With the proxy season looming, companies need to shift focus to the strategic content development and design of their shareholder communications, in trend with the evolution of proxies as compliance documents to communication tools.
When it comes to the voluntary proxy disclosure, companies need to ensure that they are effectively addressing investor concerns. After reviewing public open letters to CEOs and directors from Blackrock and Vanguard, and the Morrow Sodali's 2018 Institutional Investor Survey, Nasdaq's Governance Clearinghouse, identified five overarching investor concerns. We’ve featured Nasdaq’s full recommendations below:
Disclose the Company's Approach to Shareholder Engagement
Vanguard's 2017 open letter to board directors states that shareholder engagement "is a process, not an event." Larry Fink announced in his 2018 letter to CEOs that Blackrock's investment stewardship model has radically shifted focus from proxy voting to engagement with companies.
Investors want evidence that companies are cultivating open-ended dialogue with them, versus communicating on a transactional basis relative to specific issues or votes. Many companies disclose their shareholder engagement activity by including charts in their proxies that outline shareholder engagement events by season. Consider going a step further by adding a table that shares feedback your company has received from its shareholders, and the actions taken by the company in response to that feedback.
Outline the Board's Role in Setting Strategy
"A central reason for the rise of activism—and wasteful proxy fights—is that companies have not been explicit enough in their long-term strategies," states Larry Fink. Boards that clearly articulate their role in creating (and their understanding of) their company's strategy for long-term value creation are in a much better position to have short-term decisions supported by shareholders and the investment community.

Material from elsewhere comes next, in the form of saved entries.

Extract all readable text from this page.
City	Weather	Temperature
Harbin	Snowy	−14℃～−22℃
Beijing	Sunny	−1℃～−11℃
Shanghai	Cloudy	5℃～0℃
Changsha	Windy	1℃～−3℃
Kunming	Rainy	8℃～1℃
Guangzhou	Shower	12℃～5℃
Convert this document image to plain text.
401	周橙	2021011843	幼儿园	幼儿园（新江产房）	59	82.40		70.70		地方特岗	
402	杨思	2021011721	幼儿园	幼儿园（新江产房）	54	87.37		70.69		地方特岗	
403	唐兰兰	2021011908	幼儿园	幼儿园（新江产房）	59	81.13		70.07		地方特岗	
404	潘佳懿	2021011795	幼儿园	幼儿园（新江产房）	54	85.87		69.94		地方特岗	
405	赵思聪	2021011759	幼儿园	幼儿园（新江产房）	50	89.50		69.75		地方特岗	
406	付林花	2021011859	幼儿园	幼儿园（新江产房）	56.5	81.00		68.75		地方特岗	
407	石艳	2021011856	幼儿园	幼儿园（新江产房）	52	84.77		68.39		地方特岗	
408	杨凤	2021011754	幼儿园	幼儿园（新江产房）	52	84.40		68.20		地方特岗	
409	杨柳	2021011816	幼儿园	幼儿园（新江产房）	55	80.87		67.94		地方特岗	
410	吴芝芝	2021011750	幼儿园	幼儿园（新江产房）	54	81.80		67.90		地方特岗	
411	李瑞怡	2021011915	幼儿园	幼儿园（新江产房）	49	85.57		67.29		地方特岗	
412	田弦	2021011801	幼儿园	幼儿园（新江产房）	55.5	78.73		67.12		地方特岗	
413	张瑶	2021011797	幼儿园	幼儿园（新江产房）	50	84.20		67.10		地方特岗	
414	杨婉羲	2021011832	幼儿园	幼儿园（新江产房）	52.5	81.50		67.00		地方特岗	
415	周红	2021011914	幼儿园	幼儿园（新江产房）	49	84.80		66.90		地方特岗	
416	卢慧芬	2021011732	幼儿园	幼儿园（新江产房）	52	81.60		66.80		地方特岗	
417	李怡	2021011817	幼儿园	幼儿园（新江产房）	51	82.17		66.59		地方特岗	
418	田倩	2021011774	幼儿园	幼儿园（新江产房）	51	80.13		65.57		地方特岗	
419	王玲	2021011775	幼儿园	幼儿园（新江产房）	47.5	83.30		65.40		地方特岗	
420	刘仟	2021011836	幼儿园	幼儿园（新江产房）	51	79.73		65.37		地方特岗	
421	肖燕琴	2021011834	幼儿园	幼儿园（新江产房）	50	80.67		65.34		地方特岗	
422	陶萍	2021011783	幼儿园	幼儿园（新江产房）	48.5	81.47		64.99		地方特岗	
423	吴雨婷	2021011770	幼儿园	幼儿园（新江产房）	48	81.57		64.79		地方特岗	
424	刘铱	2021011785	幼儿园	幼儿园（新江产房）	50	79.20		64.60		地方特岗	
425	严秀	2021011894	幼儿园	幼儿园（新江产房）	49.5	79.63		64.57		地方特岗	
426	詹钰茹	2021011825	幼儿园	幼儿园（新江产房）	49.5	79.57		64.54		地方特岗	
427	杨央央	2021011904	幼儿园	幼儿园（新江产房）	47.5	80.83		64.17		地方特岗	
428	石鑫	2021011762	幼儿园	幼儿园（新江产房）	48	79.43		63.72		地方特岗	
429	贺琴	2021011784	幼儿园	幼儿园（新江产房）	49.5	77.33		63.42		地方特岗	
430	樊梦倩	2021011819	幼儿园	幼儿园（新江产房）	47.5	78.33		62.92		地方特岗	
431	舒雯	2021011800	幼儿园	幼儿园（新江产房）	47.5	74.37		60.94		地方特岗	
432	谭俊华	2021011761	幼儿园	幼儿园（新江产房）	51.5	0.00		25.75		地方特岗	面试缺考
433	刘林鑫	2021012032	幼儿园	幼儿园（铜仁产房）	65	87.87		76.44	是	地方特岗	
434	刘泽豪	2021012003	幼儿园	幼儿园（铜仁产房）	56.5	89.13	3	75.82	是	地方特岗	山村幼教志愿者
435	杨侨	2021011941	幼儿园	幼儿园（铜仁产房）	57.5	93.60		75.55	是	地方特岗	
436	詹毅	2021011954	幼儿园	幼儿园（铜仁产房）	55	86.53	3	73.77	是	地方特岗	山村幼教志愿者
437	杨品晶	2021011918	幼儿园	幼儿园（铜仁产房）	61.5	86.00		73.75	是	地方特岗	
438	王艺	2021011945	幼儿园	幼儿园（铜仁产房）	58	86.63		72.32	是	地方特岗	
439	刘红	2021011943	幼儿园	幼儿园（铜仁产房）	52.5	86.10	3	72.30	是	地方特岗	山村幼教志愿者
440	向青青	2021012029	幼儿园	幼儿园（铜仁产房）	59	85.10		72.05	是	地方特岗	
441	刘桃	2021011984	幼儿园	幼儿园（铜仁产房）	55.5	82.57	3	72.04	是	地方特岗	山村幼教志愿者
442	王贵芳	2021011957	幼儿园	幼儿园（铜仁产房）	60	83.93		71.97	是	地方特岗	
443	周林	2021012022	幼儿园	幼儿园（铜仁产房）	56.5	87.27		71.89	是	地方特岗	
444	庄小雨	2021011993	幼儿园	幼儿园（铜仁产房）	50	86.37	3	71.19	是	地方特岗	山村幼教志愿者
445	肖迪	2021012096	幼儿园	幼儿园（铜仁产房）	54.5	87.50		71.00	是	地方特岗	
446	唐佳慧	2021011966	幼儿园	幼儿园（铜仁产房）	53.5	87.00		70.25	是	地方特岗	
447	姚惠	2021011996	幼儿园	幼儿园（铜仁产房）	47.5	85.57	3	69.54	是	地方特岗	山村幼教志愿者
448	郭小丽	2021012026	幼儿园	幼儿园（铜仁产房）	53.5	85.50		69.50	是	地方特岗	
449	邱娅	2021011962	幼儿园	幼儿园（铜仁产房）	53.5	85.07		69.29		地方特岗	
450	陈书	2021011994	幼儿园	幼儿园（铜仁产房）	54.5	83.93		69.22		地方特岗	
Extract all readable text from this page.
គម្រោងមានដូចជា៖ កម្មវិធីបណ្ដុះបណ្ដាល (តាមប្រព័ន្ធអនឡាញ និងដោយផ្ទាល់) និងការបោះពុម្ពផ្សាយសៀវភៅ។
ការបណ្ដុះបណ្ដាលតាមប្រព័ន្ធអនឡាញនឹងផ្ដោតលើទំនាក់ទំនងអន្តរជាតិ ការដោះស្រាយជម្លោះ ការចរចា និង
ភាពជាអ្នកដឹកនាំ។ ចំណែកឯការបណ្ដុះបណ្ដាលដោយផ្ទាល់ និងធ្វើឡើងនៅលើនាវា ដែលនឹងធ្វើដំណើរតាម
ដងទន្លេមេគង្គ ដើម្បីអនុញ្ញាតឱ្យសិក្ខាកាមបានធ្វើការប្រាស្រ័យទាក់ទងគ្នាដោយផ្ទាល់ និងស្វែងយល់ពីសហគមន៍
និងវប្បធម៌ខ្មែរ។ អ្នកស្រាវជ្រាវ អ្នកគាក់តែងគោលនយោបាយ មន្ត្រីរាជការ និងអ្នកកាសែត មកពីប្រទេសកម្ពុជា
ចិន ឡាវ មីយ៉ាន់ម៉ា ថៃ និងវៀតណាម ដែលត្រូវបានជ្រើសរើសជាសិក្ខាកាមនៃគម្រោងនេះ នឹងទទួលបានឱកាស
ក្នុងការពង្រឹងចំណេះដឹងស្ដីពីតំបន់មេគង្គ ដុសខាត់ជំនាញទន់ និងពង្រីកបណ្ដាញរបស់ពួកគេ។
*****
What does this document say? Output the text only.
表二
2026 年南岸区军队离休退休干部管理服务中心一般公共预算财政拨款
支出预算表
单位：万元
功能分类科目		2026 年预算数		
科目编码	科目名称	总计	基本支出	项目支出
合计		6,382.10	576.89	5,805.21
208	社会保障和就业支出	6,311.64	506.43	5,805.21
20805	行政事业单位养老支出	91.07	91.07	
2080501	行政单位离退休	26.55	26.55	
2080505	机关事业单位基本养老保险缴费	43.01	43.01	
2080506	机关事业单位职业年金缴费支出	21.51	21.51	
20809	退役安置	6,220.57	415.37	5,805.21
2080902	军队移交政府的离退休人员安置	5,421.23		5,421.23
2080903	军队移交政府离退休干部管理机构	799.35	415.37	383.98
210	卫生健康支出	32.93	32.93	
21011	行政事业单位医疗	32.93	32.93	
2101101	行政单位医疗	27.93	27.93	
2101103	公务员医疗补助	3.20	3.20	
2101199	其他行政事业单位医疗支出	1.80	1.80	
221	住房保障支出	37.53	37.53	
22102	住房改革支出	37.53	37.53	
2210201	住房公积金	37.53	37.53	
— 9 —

Consider including high-level disclosure of the board's role in setting and reviewing company strategy within the proxy.
Demonstrate How Pay Aligns with Strategy
Companies devote entire sections of their proxies to the compensation discussion and analysis section (CD&A), but don't always make it easy for investors to answer their questions about pay: Does compensation of top executives support the company's strategy?
Consider making the CD&A section easier to navigate through the use of a "roadmap," detailed table of contents, and/or executive summary, which will help proxy voters quickly find the answers they are looking for. The executive summary at the beginning of the section will have greater impact if it includes the "why" of compensation decisions, versus just the "what."
The pay ratio disclosure rule is a mandated disclosure, but some companies also discuss gender pay equity (due to increased shareholder focus on this issue). Others are addressing the pay for performance question by including graphs or other visual elements to illustrate the alignment between pay and performance, including performance relative to peers.
Prove the Quality of Your Board
The range of complex issues that boards are increasingly called upon to navigate makes it critical to have a strong, experienced and forward-thinking team in the boardroom. Investors want to determine at a glance whether the board has the independence, skillsets, tenure, age, and diversity it needs to avoid group think and identify both opportunities for long-term growth and looming threats.
It is becoming a best practice to summarize highlights of board composition visually with skills matrices and infographics. Descriptions of leadership structure, the board refreshment process and statistics, and the director evaluation process are also key data points.
Many companies do not include metrics on racial or ethnic diversity in their proxies; however, board diversity continues to be a top concern of investors and activists, so if your company has a good diversity story to tell, don't be shy about disclosing it.
Highlight How the Company Manages Sustainable Growth
Investors focus on ESG issues are not going away any time soon—93% of the institutional investors surveyed by Morrow Sodali report that "ESG integration into investment decision making is either fully integrated or progressing towards full integration." These investors want companies to provide more detail around ESG risks and opportunities, including "enhanced disclosure around materiality and sustainable metrics linked to long-term business strategy."
Each year, more companies address corporate social responsibility and sustainability in their IR websites, annual reports, and proxies; many are publishing stand-alone environmental impact or sustainability reports. Consider enhancing ESG proxy disclosure by tying sustainability and corporate social responsibility efforts to results—but balance any such disclosure against potential liability concerns.
When refreshing and enhancing your company's proxy, don't focus entirely on cosmetic enhancements at the expense of robust content. Any investment in an intuitive, interactive proxy platform is wasted if investors don't understand—or agree with—your company's governance and compensation programs.